Tuttavia, come emerso dai panel di NatCon 5, la corrente più populista del movimento MAGA è sempre più critica rispetto al supporto incondizionato di Trump alle grandi aziende tecnologiche – una cosa impensabile fino a non molto tempo fa. Con ogni probabilità, su questo cambio di posizione hanno influenzato i diversi casi di interazioni con delle AI finiti molto male: sono stati ampiamente ripresi dai media, soprattutto negli Stati Uniti, e per certi versi mettono in luce i rischi che – a determinate condizioni – ancora si corrono affidandosi quasi totalmente ai chatbot.

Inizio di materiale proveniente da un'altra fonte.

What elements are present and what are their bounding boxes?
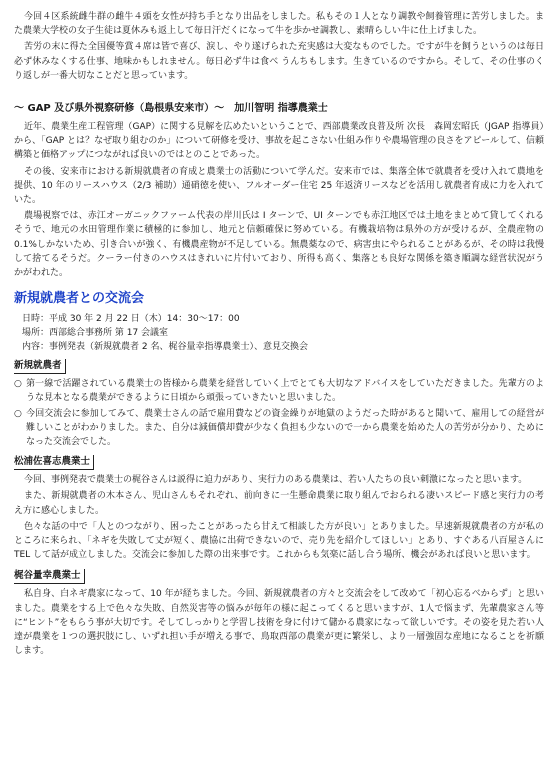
matsuura-paragraph-2: また、新規就農者の木本さん、児山さんもそれぞれ、前向きに一生懸命農業に取り組んでおられる凄いスピード感と実行力の考え方に感心しました。 xyxy=(14,491,544,516)
matsuura-heading: 松浦佐喜志農業士 xyxy=(14,455,94,470)
newcomers-heading: 新規就農者 xyxy=(14,359,66,374)
gap-training-section xyxy=(14,102,544,280)
kajitani-paragraph-1: 私自身、白ネギ農家になって、10 年が経ちました。今回、新規就農者の方々と交流会をして改めて「初心忘るべからず」と思いました。農業をする上で色々な失敗、自然災害等の悩みが毎年の様に起こってくると思いますが、1人で悩まず、先輩農家さん等に“ヒント”をもらう事が大切です。そしてしっかりと学習し技術を身に付けて儲かる農家になって欲しいです。その姿を見た若い人達が農業を１つの選択肢にし、いずれ担い手が増える事で、鳥取西部の農業が更に繁栄し、より一層強固な産地になることを祈願します。 xyxy=(14,589,544,657)
exchange-content: 内容：事例発表（新規就農者 2 名、梶谷量幸指導農業士）、意見交換会 xyxy=(22,342,308,353)
gap-paragraph-1: 近年、農業生産工程管理（GAP）に関する見解を広めたいということで、西部農業改良普及所 次長 森岡宏昭氏（JGAP 指導員）から、「GAP とは？なぜ取り組むのか」について研修を受け、事故を起こさない仕組み作りや農場管理の良さをアピールして、信頼構築と価格アップにつながれば良いのではとのことであった。 xyxy=(14,122,544,161)
gap-paragraph-2: その後、安来市における新規就農者の育成と農業士の活動について学んだ。安来市では、集落全体で就農者を受け入れて農地を提供、10 年のリースハウス（2/3 補助）通硝徳を使い、フルオーダー住宅 25 年返済リースなどを活用し就農者育成に力を入れていた。 xyxy=(14,166,544,206)
intro-section xyxy=(14,10,544,83)
matsuura-paragraph-1: 今回、事例発表で農業士の梶谷さんは説得に迫力があり、実行力のある農業は、若い人たちの良い刺激になったと思います。 xyxy=(24,475,528,486)
circle-bullet-icon: ○ xyxy=(14,379,22,390)
exchange-date: 日時：平成 30 年 2 月 22 日（木）14：30～17：00 xyxy=(22,314,240,325)
intro-paragraph-1: 今回４区系統雌牛群の雌牛４頭を女性が持ち手となり出品をしました。私もその１人となり調教や飼養管理に苦労しました。また農業大学校の女子生徒は夏休みも返上して毎日汗だくになって牛を歩かせ調教し、素晴らしい牛に仕上げました。 xyxy=(14,12,544,37)
exchange-meeting-section xyxy=(14,290,544,658)
matsuura-paragraph-3: 色々な話の中で「人とのつながり、困ったことがあったら甘えて相談した方が良い」とありました。早速新規就農者の方が私のところに来られ、「ネギを失敗して丈が短く、農協に出荷できないので、売り先を紹介してほしい」とあり、すぐある八百屋さんに TEL して話が成立しました。交流会に参加した際の出来事です。これからも気楽に話し合う場所、機会があれば良いと思います。 xyxy=(14,521,544,561)
newcomer-comment-1: ○ 第一線で活躍されている農業士の皆様から農業を経営していく上でとても大切なアドバイスをしていただきました。先輩方のような見本となる農業ができるように日頃から頑張っていきたいと思いました。 xyxy=(14,379,544,404)
intro-paragraph-2: 苦労の末に得た全国優等賞４席は皆で喜び、涙し、やり遂げられた充実感は大変なものでした。ですが牛を飼うというのは毎日必ず休みなくする仕事、地味かもしれません。毎日必ず牛は食べ うんちもします。生きているのですから。そして、その仕事のくり返しが一番大切なことだと思っています。 xyxy=(14,42,544,81)
circle-bullet-icon: ○ xyxy=(14,408,22,419)
newcomer-comment-2: ○ 今回交流会に参加してみて、農業士さんの話で雇用費などの資金繰りが地獄のようだった時があると聞いて、雇用しての経営が難しいことがわかりました。また、自分は減価償却費が少なく負担も少ないので一から農業を始めた人の苦労が分かり、ためになった交流会でした。 xyxy=(14,408,544,448)
exchange-place: 場所：西部総合事務所 第 17 会議室 xyxy=(22,328,169,339)
gap-section-heading: ～ GAP 及び県外視察研修（島根県安来市）～ 加川智明 指導農業士 xyxy=(14,103,328,115)
gap-paragraph-3: 農場視察では、赤江オーガニックファーム代表の岸川氏は I ターンで、UI ターンでも赤江地区では土地をまとめて貸してくれるそうで、地元の水田管理作業に積極的に参加し、地元と信頼確保に努めている。有機栽培物は県外の方が受けるが、全農産物の 0.1%しかないため、引き合いが強く、有機農産物が不足している。無農薬なので、病害虫にやられることがあるが、その時は我慢して捨てるそうだ。クーラー付きのハウスはきれいに片付いており、所得も高く、集落とも良好な関係を築き順調な経営状況がうかがわれた。 xyxy=(14,211,544,279)
exchange-info xyxy=(14,312,544,354)
kajitani-heading: 梶谷量幸農業士 xyxy=(14,569,85,584)
exchange-title: 新規就農者との交流会 xyxy=(14,291,145,307)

Il New York Times, ad esempio, ha pubblicato di recente un lungo articolo – che ha fatto molto discutere – in cui una madre ha raccontato il suicidio di sua figlia, che si era confidata per molti mesi con “Harry”, un prompt che migliaia di utenti in tutto il mondo utilizzano per chiedere a ChatGPT di porsi come una sorta di psicoterapeuta. Non a caso, come riporta The Verge, uno degli incontri della NatCon 5 si intitolava "Tecnologia e futuro della famiglia", e affrontava la dipendenza dai social media e il rapporto dei più giovani con chatbot basati sui sistemi di intelligenza artificiale. Effettivamente, secondo molti terapeuti e psicologi, uno dei principali limiti dei tool come ChatGPT, soprattutto quando vengono utilizzati come sostituti dello psicologo, è l’assenza di meccanismi efficaci per allertare tempestivamente le autorità, soprattutto di fronte a utenti che manifestano pensieri suicidi.